Какое-то время я провалялся в магаданской больнице; у меня открылось легочное кровотечение. Однажды ночью в больницу привезли множество полуживых, пропахших гарью людей — обожженных и обваренных паром. Это были зэки с парохода

«Джурма».

Во время перевозки заключенных в Охотском море на пароходе возник пожар. В трюмах «Джурмы» — семь тысяч человек. Из-за того, что везли такой груз, не решились послать в эфир сигнал о помощи, принялись тушить огонь своими силами. Задраили люки и пустили в трюм горячий пар из котлов. Пожар был ликвидирован. Большинство зэков погибло в страшных мучениях.

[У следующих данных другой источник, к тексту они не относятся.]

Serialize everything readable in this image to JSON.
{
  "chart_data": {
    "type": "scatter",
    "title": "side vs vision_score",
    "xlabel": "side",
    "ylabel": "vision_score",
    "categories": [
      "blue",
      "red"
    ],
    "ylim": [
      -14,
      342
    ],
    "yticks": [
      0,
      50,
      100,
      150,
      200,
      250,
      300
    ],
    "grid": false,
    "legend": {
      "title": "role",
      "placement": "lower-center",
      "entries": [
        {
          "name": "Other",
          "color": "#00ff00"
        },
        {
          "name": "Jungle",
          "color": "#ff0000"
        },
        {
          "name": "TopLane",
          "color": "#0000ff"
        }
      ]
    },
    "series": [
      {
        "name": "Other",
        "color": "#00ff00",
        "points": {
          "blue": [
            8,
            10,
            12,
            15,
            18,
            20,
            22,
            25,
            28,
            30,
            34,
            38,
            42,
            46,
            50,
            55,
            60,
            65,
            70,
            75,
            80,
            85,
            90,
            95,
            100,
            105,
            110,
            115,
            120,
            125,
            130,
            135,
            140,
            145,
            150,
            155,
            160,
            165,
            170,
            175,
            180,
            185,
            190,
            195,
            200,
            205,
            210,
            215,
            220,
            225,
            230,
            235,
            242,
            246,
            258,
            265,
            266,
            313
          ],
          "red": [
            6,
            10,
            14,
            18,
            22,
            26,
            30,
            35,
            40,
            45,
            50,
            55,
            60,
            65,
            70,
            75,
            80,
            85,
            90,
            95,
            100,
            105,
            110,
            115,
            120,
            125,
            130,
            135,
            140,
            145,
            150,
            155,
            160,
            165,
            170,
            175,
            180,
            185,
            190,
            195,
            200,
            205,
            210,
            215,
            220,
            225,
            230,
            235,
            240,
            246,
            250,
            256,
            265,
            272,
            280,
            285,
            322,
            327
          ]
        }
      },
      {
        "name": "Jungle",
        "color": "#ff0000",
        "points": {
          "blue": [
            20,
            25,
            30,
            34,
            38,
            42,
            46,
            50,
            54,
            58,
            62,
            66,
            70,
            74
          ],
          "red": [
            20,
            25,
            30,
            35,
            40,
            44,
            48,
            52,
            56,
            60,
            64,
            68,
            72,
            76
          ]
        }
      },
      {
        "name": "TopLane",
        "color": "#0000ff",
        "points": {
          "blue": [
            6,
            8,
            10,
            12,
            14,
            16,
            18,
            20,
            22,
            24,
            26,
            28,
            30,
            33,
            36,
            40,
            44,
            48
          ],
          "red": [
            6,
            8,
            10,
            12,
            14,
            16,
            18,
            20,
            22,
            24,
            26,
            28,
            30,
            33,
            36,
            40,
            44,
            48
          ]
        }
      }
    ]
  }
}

Месяц спустя (меня уже вернули на лагпункт), вернувшись вечером в барак, мы были поражены такой картиной: у каждого на нарах лежат небольшими кучками печенье, шоколад и колбаса — все оплавленное и обгорелое.

Дневальный сказал, что все это добро — с «Джурмы»: везли для вольняшек, да вот... Еще сказал, что целый день делил и раскладывал, чтоб всем поровну. Нечего и говорить, что мы мигом все подъели — помянули погибших...

В один из дней меня и старика-художника, кантовавшегося при КВЧ, ни слова не говоря, посадили в кузов грузовика и повезли в Магадан.

Как оказалось, там собрали художников из разных лагерей. Был устроен конкурс рисунков, по которому отобрали четверых: в их число попали Иван Пархоменко, Виктор Трухачев, Сергей Райхенберг и я. Нам надлежало увековечить в живописи знаменательное в истории Колымы событие: зимой, в ненавигационное время, в бухту Нагаево пришел «сталинский», как его называли, караван судов с различным оборудованием, вел караван ледокол «Красин».

- 88 -

Что и как писал Пархоменко — сейчас уже не помню, Трухачев изобразил суда на подходе к бухте, мы с Райхепбергом взяли сюжетом разгрузку: грузы машинами развозили километров на пять в сторону от кораблей, раскладывали прямо па льду с таким расчетом, чтобы он не проломился. Зрелище слаженной работы было впечатляющим. Мы сделали десятки этюдов, затем перешли к работе маслом. Подписать готовые работы нам запретили, но Виктор Трухачев все же поставил подпись в нижнем правом углу картины, поверх наложил мазки нужного тона, надеясь, что когда-нибудь можно будет снять слой краски — и обнаружится автор полотна. Все четыре картины были выставлены в Магаданском краеведческом музее (может быть, они сохранились там и по сей день?).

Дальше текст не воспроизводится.